All martial artists dream of reaching the pinnacle of their sport someday. Whether it’s receiving the title of World Champion or achieving the highest rank in their art, these are goals that are achieved by only a few individuals. This is why World Champions and BJJ Black Belts are held in such high regard. The amount of effort, time, and perseverance they have put into achieving their goals is undoubtedly awe-inspiring.
If you’ve been practicing BJJ for awhile and wondering how to achieve this level, read on to discover the road to the black belt:
Not everyone receives their black belt in BJJ
To become a black belt in BJJ, you will need years of extensive training. On an average, it takes almost 10 years for a BJJ student to receive his/her black belt. Although there are some BJJ prodigies that have received their black belts in a shorter period of time, this is quite rare. Often times, these prodigies compete and win at the highest levels of competitions, besting the toughest competitors in the sport.
Unfortunately, a large percentage of BJJ students do not end up receiving their black belts. They do not foresee the immense dedication needed to achieve this level and often end up quitting at the blue belt level.
Progress is not linear
Progressing to the next rank is not as straightforward as it seems. Some students are promoted based on technical knowledge, and some are promoted because of their consistency in training. Students who are more consistent will often get promoted faster.

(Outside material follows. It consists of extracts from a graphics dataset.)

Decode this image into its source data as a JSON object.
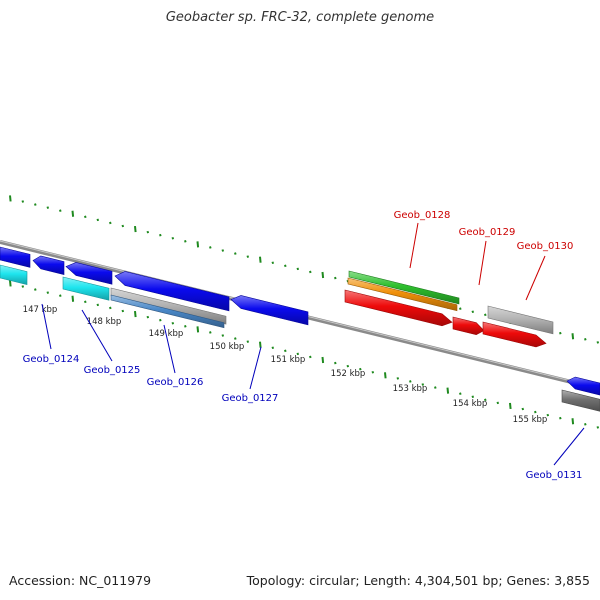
{
  "header": {
    "title": "Geobacter sp. FRC-32, complete genome"
  },
  "footer": {
    "accession": "Accession: NC_011979",
    "summary": "Topology: circular; Length: 4,304,501 bp; Genes: 3,855"
  },
  "colors": {
    "backbone": "#8a8a8a",
    "tick": "#1f8a1f",
    "forward_label": "#cc0000",
    "reverse_label": "#0000bb",
    "blue": "#0a0aee",
    "cyan": "#1ee5ee",
    "gray": "#b4b4b4",
    "steel": "#4a88c8",
    "green": "#2ec02e",
    "orange": "#f0900a",
    "red": "#ee0a0a",
    "dark_gray": "#707070"
  },
  "ticks": [
    {
      "label": "147 kbp"
    },
    {
      "label": "148 kbp"
    },
    {
      "label": "149 kbp"
    },
    {
      "label": "150 kbp"
    },
    {
      "label": "151 kbp"
    },
    {
      "label": "152 kbp"
    },
    {
      "label": "153 kbp"
    },
    {
      "label": "154 kbp"
    },
    {
      "label": "155 kbp"
    }
  ],
  "gene_labels": [
    {
      "name": "Geob_0124",
      "strand": "reverse"
    },
    {
      "name": "Geob_0125",
      "strand": "reverse"
    },
    {
      "name": "Geob_0126",
      "strand": "reverse"
    },
    {
      "name": "Geob_0127",
      "strand": "reverse"
    },
    {
      "name": "Geob_0128",
      "strand": "forward"
    },
    {
      "name": "Geob_0129",
      "strand": "forward"
    },
    {
      "name": "Geob_0130",
      "strand": "forward"
    },
    {
      "name": "Geob_0131",
      "strand": "reverse"
    }
  ]
}
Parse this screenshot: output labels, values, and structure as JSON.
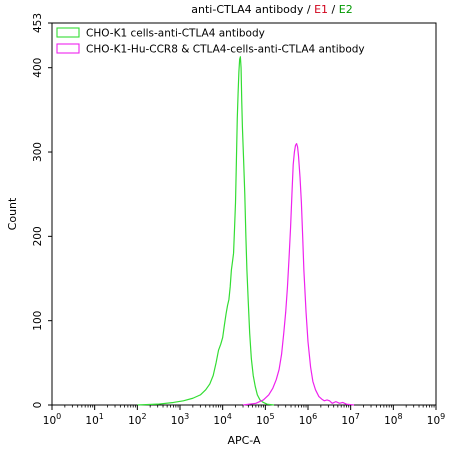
{
  "chart_data": {
    "type": "line",
    "title": {
      "main": "anti-CTLA4 antibody",
      "sep1": " / ",
      "e1": "E1",
      "sep2": " / ",
      "e2": "E2",
      "e1_color": "#d0021b",
      "e2_color": "#009900"
    },
    "xlabel": "APC-A",
    "ylabel": "Count",
    "x_scale": "log",
    "xlim": [
      1,
      1000000000
    ],
    "ylim": [
      0,
      453
    ],
    "x_ticks": [
      {
        "base": "10",
        "exp": "0",
        "value": 1
      },
      {
        "base": "10",
        "exp": "1",
        "value": 10
      },
      {
        "base": "10",
        "exp": "2",
        "value": 100
      },
      {
        "base": "10",
        "exp": "3",
        "value": 1000
      },
      {
        "base": "10",
        "exp": "4",
        "value": 10000
      },
      {
        "base": "10",
        "exp": "5",
        "value": 100000
      },
      {
        "base": "10",
        "exp": "6",
        "value": 1000000
      },
      {
        "base": "10",
        "exp": "7",
        "value": 10000000
      },
      {
        "base": "10",
        "exp": "8",
        "value": 100000000
      },
      {
        "base": "10",
        "exp": "9",
        "value": 1000000000
      }
    ],
    "y_ticks": [
      {
        "label": "0",
        "value": 0
      },
      {
        "label": "100",
        "value": 100
      },
      {
        "label": "200",
        "value": 200
      },
      {
        "label": "300",
        "value": 300
      },
      {
        "label": "400",
        "value": 400
      },
      {
        "label": "453",
        "value": 453
      }
    ],
    "legend_position": "top-left",
    "grid": false,
    "series": [
      {
        "name": "CHO-K1 cells-anti-CTLA4 antibody",
        "color": "#33dd33",
        "points": [
          [
            100,
            0
          ],
          [
            300,
            1
          ],
          [
            700,
            3
          ],
          [
            1200,
            5
          ],
          [
            2000,
            8
          ],
          [
            3000,
            12
          ],
          [
            4000,
            18
          ],
          [
            5000,
            25
          ],
          [
            6000,
            35
          ],
          [
            7000,
            50
          ],
          [
            8000,
            65
          ],
          [
            9000,
            72
          ],
          [
            10000,
            80
          ],
          [
            11000,
            95
          ],
          [
            12000,
            108
          ],
          [
            13000,
            118
          ],
          [
            14000,
            125
          ],
          [
            15000,
            140
          ],
          [
            16000,
            160
          ],
          [
            17000,
            170
          ],
          [
            18000,
            180
          ],
          [
            19000,
            210
          ],
          [
            20000,
            240
          ],
          [
            21000,
            290
          ],
          [
            22000,
            340
          ],
          [
            23000,
            370
          ],
          [
            24000,
            395
          ],
          [
            25000,
            410
          ],
          [
            26000,
            413
          ],
          [
            27000,
            400
          ],
          [
            28000,
            360
          ],
          [
            29000,
            330
          ],
          [
            31000,
            290
          ],
          [
            33000,
            250
          ],
          [
            35000,
            200
          ],
          [
            37000,
            160
          ],
          [
            40000,
            120
          ],
          [
            43000,
            85
          ],
          [
            47000,
            55
          ],
          [
            52000,
            35
          ],
          [
            58000,
            22
          ],
          [
            65000,
            12
          ],
          [
            75000,
            6
          ],
          [
            90000,
            3
          ],
          [
            110000,
            1
          ],
          [
            160000,
            0
          ]
        ]
      },
      {
        "name": "CHO-K1-Hu-CCR8 & CTLA4-cells-anti-CTLA4 antibody",
        "color": "#ee22ee",
        "points": [
          [
            30000,
            0
          ],
          [
            60000,
            2
          ],
          [
            90000,
            6
          ],
          [
            120000,
            12
          ],
          [
            150000,
            20
          ],
          [
            180000,
            30
          ],
          [
            210000,
            42
          ],
          [
            240000,
            60
          ],
          [
            270000,
            85
          ],
          [
            300000,
            110
          ],
          [
            330000,
            140
          ],
          [
            360000,
            175
          ],
          [
            390000,
            210
          ],
          [
            420000,
            250
          ],
          [
            450000,
            285
          ],
          [
            480000,
            300
          ],
          [
            510000,
            308
          ],
          [
            540000,
            310
          ],
          [
            570000,
            306
          ],
          [
            600000,
            295
          ],
          [
            650000,
            270
          ],
          [
            700000,
            240
          ],
          [
            750000,
            200
          ],
          [
            800000,
            160
          ],
          [
            900000,
            110
          ],
          [
            1000000,
            75
          ],
          [
            1150000,
            45
          ],
          [
            1300000,
            28
          ],
          [
            1500000,
            18
          ],
          [
            1800000,
            10
          ],
          [
            2100000,
            7
          ],
          [
            2400000,
            5
          ],
          [
            2800000,
            6
          ],
          [
            3200000,
            5
          ],
          [
            3700000,
            2
          ],
          [
            4500000,
            4
          ],
          [
            5500000,
            2
          ],
          [
            6500000,
            3
          ],
          [
            8000000,
            1
          ],
          [
            12000000,
            0
          ]
        ]
      }
    ]
  }
}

Also, because of the belt system, some students may spend one year at one belt and several years at another. Whether it’s because they’ve fallen into a plateau or because they’ve been given more responsibilities at work, there’s no doubt that it’s different for everyone.
Unlike other martial arts, white, blue, purple, brown, black, and red are the only belt ranks in BJJ. In between belt promotions, students receive a maximum of 4 stripes according to their progress in class. As we mentioned above, belt promotions aren’t solely based on skill. They could be based on tenure, character, mental toughness, and depth of knowledge. Some professors take competitive performance into consideration as well. If you are training at an academy with many professors, they will confer before promoting a student to the next belt.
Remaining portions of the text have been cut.